E allora ecco che un giallo magistralmente condotto pagina dopo pagina, pur senza cessare di essere ciò che è assume sempre più i tratti del dramma; ecco che il mistero di una morte tanto violenta quanto assurda passa in secondo piano rispetto al contesto nel quale si è verificata; Sejer, alla ricerca del responsabile, finisce per perdersi in una fitta trama di oscurità, in un gioco di ombre che altro non sono se non il disordinato insieme di ossessioni, paure, voglie e insicurezze che ogni persona di quel posto (e dunque, in qualche modo, ogni persona a qualsiasi latitudine) coltiva e nutre. Inseguendo la sola verità che conti in un caso di omicidio, il bravo ispettore si ritrova sotto scacco, prigioniero di un labirinto inestricabile di verità parziali, anguste, insufficienti. A ciascuna di esse, inevitabilmente, egli si aggrappa con tutte le forze, nella convinzione che giustizia a tutti costi significhi autentica giustizia e non pietosa bugia utile solo ad addormentare la coscienza. Ma anche Sejer, in fondo, ci rammenta Karin Fossum, non è che un uomo.

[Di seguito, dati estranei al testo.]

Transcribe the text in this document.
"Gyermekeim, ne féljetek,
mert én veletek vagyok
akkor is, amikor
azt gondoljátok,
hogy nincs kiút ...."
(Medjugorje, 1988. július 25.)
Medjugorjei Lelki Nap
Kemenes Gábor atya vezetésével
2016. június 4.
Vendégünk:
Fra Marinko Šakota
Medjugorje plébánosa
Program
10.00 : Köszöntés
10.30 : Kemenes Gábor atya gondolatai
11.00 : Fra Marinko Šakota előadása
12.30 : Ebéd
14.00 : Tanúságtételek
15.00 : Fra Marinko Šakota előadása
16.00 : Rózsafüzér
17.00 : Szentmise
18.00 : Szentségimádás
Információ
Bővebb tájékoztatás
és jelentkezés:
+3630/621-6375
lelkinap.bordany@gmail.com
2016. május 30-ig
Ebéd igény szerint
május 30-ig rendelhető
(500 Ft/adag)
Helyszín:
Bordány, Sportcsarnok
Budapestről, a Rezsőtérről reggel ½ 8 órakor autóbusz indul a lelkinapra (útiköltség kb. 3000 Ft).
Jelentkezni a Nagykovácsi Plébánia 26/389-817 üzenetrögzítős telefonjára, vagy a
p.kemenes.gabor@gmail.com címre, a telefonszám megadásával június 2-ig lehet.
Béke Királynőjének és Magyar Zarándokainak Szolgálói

Eccovi l’inizio del romanzo. La traduzione, per Frassinelli, è di Pierina M. Marocco. Buona lettura.
Il silenzio è lacerato dai latrati del cane. La madre alza gli occhi dal lavello e guarda dalla finestra. L’animale sta abbaiando dal profondo della gola; tutto il suo corpo nero e muscoloso vibra di eccitazione. Ma ecco che arriva il ragazzo.